Department of Biochemistry and Cell Biology, Geisel School of Medicine at Dartmouth College, Hanover, NH 03755, USA.
Department of Cell Biology, Helmholtz Centre for Infection Research, Inhoffenstrasse 7, 38124 Braunschweig, Germany.
Curr Biol. 2022 Apr 11;32(7):1577-1592.e8. doi: 10.1016/j.cub.2022.02.058. Epub 2022 Mar 14.
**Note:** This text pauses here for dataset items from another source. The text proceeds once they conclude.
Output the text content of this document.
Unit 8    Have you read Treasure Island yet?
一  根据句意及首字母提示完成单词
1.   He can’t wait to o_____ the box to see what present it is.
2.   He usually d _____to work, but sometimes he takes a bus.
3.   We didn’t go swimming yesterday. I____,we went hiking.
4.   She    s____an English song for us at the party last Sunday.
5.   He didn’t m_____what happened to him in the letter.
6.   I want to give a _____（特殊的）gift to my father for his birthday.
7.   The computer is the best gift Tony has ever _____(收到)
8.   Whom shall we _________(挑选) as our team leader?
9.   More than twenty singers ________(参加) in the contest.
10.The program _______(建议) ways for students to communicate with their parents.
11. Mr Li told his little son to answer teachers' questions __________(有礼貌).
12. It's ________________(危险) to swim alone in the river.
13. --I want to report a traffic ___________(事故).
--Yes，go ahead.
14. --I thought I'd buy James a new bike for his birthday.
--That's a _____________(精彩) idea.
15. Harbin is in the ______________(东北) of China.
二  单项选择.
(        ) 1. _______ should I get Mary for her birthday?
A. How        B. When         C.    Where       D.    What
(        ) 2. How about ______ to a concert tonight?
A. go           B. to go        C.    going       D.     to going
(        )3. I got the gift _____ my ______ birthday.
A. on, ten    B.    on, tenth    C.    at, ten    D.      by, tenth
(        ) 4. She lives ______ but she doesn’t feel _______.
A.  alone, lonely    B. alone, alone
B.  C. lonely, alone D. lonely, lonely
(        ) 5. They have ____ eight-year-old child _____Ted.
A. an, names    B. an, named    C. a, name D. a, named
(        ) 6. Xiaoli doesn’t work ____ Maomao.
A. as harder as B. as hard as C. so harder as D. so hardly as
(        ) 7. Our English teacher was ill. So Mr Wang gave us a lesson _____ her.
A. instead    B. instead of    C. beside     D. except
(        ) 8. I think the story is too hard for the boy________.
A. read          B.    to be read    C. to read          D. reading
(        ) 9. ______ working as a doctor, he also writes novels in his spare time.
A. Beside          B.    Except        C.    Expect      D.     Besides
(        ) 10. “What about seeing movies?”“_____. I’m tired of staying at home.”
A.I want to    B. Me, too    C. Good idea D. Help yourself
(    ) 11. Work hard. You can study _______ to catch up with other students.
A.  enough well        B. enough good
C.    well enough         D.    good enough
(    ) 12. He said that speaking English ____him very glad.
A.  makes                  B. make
Mitochondrial damage (MtD) represents a dramatic change in cellular homeostasis, necessitating metabolic changes and stimulating mitophagy. One rapid response to MtD is a rapid peri-mitochondrial actin polymerization termed ADA (acute damage-induced actin). The activation mechanism for ADA is unknown. Here, we use mitochondrial depolarization or the complex I inhibitor metformin to induce ADA. We show that two parallel signaling pathways are required for ADA. In one pathway, increased cytosolic calcium in turn activates PKC-β, Rac, WAVE regulatory complex, and Arp2/3 complex. In the other pathway, a drop in cellular ATP in turn activates AMPK (through LKB1), Cdc42, and FMNL formins. We also identify putative guanine nucleotide exchange factors for Rac and Cdc42, Trio and Fgd1, respectively, whose phosphorylation states increase upon mitochondrial depolarization and whose suppression inhibits ADA. The depolarization-induced calcium increase is dependent on the mitochondrial sodium-calcium exchanger NCLX, suggesting initial mitochondrial calcium efflux. We also show that ADA inhibition results in enhanced mitochondrial shape changes upon mitochondrial depolarization, suggesting that ADA inhibits these shape changes. These depolarization-induced shape changes are not fragmentation but a circularization of the inner mitochondrial membrane, which is dependent on the inner mitochondrial membrane protease Oma1. ADA inhibition increases the proteolytic processing of an Oma1 substrate, the dynamin GTPase Opa1. These results show that ADA requires the combined action of the Arp2/3 complex and formin proteins to polymerize a network of actin filaments around mitochondria and that the ADA network inhibits the rapid mitochondrial shape changes that occur upon mitochondrial depolarization.
线粒体损伤 (MtD) 代表了细胞内稳态的剧烈变化,需要进行代谢变化并刺激线粒体自噬。MtD 的一个快速反应是称为 ADA(急性损伤诱导的肌动蛋白)的线粒体周围肌动蛋白快速聚合。ADA 的激活机制尚不清楚。在这里,我们使用线粒体去极化或复合物 I 抑制剂二甲双胍诱导 ADA。我们表明,ADA 需要两条平行的信号通路。在一条通路中,细胞溶质中钙的增加依次激活 PKC-β、Rac、WAVE 调节复合物和 Arp2/3 复合物。在另一条通路中,细胞内 ATP 的下降依次激活 AMPK(通过 LKB1)、Cdc42 和 FMNL 成核因子。我们还分别鉴定了 Rac 和 Cdc42 的假定鸟嘌呤核苷酸交换因子 Trio 和 Fgd1,它们的磷酸化状态在线粒体去极化时增加,并且其抑制物抑制 ADA。去极化诱导的钙增加依赖于线粒体钠钙交换蛋白 NCLX,表明初始线粒体钙外排。我们还表明,ADA 抑制会导致线粒体去极化时线粒体形状变化增强,表明 ADA 抑制了这些形状变化。这些去极化诱导的形状变化不是碎片化,而是线粒体内膜的圆形化,这依赖于线粒体内膜蛋白酶 Oma1。ADA 抑制增加了 Oma1 底物,即 GTP 酶 dynamin Opa1 的蛋白水解加工。这些结果表明,ADA 需要 Arp2/3 复合物和形成蛋白的共同作用,在线粒体周围聚合肌动蛋白丝网络,并且 ADA 网络抑制了线粒体去极化时发生的快速线粒体形状变化。